Directed by Richard T. Heffron, Futureworld is a science-fiction thriller. The movie is a follow-up to Michael Crichton’s Westworld from 1973 and received mixed reviews from critics but became the first modern American film to receive a regular released in China.
Westworld was a creative film that was ahead of its time. The idea of a simulated (almost video game) world where people live out fantasies with robots was cutting edge (along with some of its computerized special effects). A sequel seemed like a natural…but the story really doesn’t develop.

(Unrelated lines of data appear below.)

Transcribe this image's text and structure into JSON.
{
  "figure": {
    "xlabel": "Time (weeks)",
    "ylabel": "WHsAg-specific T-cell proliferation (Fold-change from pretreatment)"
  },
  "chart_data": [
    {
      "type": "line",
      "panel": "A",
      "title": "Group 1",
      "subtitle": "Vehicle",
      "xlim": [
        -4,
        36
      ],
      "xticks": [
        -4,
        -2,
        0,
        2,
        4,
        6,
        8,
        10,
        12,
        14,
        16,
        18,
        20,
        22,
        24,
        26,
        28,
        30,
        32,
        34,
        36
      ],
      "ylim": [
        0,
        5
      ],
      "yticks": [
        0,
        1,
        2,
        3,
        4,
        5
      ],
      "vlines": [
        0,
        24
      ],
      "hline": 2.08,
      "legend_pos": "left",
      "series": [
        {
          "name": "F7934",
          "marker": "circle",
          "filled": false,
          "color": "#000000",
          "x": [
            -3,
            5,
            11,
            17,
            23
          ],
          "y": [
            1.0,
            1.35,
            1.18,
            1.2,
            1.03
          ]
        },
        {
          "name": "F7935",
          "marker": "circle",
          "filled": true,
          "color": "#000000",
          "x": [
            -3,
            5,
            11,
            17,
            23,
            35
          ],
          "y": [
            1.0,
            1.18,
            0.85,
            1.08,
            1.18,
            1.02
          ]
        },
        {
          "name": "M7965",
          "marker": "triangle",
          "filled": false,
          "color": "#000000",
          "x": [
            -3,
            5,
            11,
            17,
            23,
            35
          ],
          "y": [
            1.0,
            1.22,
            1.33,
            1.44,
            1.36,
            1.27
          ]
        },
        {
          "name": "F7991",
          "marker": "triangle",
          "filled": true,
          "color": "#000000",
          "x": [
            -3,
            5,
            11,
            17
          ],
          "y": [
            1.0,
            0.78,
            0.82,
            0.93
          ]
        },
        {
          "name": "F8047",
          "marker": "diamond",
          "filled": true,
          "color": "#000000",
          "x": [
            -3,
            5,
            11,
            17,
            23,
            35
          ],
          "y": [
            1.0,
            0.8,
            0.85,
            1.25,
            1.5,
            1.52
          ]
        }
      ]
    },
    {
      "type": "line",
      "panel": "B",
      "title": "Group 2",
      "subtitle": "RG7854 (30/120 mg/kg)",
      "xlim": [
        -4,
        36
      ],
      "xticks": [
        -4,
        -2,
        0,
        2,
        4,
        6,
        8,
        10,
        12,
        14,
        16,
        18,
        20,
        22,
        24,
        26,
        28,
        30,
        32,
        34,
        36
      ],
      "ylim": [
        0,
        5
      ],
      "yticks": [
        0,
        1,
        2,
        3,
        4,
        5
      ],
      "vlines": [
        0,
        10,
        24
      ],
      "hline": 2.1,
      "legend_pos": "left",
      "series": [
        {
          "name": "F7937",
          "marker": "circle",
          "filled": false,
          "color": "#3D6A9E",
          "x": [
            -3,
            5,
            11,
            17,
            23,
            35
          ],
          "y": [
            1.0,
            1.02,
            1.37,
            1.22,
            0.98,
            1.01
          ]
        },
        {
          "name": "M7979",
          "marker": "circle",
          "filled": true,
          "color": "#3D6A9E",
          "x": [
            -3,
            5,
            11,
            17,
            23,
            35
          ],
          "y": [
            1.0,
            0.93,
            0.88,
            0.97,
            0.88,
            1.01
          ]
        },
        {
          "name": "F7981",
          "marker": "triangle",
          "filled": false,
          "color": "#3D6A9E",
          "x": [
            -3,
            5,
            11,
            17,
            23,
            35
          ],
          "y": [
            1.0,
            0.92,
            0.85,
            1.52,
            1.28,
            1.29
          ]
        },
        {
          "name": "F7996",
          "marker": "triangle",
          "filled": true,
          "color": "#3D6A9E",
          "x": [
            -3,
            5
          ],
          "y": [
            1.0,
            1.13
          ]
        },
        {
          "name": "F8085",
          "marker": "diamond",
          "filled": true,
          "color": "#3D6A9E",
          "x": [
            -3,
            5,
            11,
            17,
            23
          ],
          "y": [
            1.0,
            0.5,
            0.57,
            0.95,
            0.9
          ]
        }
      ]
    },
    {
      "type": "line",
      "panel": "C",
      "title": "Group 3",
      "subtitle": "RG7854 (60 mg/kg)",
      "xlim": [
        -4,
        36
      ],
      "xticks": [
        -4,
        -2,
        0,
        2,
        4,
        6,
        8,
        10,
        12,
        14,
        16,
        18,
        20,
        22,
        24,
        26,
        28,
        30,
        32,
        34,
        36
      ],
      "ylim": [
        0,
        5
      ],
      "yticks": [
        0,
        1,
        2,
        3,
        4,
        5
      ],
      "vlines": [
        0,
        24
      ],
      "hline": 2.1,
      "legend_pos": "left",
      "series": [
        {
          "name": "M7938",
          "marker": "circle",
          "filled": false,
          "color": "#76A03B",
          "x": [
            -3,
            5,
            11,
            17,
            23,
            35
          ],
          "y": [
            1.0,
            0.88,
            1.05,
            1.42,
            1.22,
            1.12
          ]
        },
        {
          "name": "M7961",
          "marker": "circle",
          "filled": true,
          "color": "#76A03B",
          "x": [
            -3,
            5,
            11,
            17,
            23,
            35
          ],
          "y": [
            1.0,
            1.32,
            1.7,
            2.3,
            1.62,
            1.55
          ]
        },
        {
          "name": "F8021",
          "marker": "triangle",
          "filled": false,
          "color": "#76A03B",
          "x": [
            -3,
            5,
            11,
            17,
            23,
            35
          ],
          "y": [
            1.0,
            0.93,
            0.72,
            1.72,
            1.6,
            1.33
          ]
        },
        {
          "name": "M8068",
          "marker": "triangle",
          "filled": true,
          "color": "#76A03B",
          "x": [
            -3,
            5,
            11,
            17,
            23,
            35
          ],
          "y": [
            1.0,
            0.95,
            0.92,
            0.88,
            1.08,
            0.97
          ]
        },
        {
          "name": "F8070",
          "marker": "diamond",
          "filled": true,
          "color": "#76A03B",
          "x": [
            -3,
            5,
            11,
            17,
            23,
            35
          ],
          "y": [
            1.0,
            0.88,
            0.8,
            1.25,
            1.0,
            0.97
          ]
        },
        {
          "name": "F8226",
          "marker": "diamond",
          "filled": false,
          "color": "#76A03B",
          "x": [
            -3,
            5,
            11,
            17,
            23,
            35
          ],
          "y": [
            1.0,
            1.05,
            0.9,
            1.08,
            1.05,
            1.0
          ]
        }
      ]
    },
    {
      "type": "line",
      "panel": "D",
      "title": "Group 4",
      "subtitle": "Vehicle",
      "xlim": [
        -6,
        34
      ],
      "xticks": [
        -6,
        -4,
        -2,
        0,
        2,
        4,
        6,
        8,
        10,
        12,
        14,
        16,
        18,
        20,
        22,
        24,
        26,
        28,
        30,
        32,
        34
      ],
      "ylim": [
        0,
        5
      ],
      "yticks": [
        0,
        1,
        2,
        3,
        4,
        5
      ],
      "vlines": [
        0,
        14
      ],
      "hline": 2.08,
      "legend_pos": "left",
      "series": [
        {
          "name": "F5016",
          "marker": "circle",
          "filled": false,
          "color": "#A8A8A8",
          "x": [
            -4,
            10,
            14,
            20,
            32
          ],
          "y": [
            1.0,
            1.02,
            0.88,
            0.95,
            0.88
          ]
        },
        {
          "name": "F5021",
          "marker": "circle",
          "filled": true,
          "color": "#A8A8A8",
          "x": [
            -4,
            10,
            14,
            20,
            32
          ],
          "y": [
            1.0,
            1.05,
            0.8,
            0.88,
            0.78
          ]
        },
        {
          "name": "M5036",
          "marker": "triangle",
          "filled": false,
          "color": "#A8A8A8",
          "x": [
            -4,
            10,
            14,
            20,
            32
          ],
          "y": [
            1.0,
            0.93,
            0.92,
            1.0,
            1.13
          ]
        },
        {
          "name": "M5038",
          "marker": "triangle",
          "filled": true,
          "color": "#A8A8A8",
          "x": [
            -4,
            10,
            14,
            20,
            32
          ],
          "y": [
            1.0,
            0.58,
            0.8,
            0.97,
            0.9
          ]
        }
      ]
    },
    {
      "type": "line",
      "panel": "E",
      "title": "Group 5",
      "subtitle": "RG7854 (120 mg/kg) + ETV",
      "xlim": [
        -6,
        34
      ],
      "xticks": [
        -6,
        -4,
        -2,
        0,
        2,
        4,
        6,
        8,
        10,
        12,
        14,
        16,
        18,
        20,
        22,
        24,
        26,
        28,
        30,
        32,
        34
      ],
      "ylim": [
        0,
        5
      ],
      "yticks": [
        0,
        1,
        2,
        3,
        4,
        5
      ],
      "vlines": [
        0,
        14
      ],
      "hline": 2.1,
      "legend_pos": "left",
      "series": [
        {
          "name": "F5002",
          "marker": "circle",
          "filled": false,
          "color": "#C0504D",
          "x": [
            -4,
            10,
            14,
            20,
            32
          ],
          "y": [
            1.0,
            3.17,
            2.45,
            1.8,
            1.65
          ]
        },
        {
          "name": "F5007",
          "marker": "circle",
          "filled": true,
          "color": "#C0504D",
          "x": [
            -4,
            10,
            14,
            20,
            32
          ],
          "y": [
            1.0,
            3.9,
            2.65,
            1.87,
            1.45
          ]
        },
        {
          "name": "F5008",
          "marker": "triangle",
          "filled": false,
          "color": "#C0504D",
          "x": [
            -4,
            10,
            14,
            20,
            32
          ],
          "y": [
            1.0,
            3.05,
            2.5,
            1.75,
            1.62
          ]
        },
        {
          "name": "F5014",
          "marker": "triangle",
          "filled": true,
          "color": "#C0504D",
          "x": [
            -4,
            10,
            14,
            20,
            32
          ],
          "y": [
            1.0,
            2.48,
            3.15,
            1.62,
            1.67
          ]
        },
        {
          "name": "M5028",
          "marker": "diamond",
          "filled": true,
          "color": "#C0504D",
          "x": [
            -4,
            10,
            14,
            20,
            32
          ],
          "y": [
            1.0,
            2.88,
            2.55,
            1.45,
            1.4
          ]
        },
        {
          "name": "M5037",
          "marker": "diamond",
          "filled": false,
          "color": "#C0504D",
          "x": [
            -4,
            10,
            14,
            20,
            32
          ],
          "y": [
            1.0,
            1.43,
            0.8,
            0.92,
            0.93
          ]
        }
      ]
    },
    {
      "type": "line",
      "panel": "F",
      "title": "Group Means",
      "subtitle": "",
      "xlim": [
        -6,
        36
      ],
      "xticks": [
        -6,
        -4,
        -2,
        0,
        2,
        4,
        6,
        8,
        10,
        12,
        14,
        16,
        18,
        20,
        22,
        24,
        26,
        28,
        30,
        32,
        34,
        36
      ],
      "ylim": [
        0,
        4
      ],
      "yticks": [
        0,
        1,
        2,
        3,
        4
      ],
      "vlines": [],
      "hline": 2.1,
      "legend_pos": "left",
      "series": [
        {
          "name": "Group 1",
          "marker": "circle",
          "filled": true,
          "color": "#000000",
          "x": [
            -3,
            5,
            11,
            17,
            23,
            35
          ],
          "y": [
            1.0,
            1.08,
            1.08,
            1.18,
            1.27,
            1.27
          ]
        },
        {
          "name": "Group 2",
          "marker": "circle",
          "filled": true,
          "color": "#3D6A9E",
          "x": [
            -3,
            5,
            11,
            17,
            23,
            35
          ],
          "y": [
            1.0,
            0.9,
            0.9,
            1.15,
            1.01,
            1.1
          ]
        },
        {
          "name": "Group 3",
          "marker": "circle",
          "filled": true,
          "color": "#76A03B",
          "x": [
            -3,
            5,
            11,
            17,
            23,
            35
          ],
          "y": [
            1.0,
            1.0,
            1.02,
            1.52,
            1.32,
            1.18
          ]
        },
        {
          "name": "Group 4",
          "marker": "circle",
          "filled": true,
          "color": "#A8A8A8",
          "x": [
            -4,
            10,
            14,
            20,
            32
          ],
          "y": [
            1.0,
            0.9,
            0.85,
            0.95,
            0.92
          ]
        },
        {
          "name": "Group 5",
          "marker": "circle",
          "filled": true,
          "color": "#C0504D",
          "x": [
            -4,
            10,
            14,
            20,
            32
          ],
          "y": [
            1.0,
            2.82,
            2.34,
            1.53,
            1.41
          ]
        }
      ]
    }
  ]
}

Westworld had a lot of high concept ideas and Futureworld has some of those themes carried over, but essentially comes out as a big Stepford Wives storyline (but The Stepford Wives did it better). The movie’s pacing and storytelling is tedious and “action” sequences really are so mundane that it doesn’t spice it up. Even the “tense” ending sequence feels cliché and not surprising in any means.
Both Blythe Danner and Peter Fonda have done better. Their characters are rather paper thin (Fonda the dedicated newsman and Danner the TV reporter wooed by the visuals). I like Stuart Margolin but he is added too late to the plot (and I don’t see why he would be allowed to continue to operate in the park as long as he did). The movie features the last film appearance by Yul Brynner who reprises his role as the Gunslinger for a bizarre dream cameo sequence with Danner (as her fantasy man)…it is as weird as it sounds.
Futureworld was damned from the start on visuals. Sci-Fi movies date quickly and Futureworld has the same problem. Unlike Westworld which was set in the past world, Futureworld is supposed to look high tech and edgy. None of that is true at this point if you go back and watch the film now, but I think even in 1976, it would have been a push (on a side note, they used a set from Logan’s Run for the bar sequence).
Futureworld is a blasé follow-up to a good movie. The movie works more as a thriller than sci-fi, but as a thriller, it isn’t very thrilling. Stick with the original Westworld rather than the sequel (or the 2016 TV series). Futureworld was followed by the short-lived series Beyond Westworld in 1980.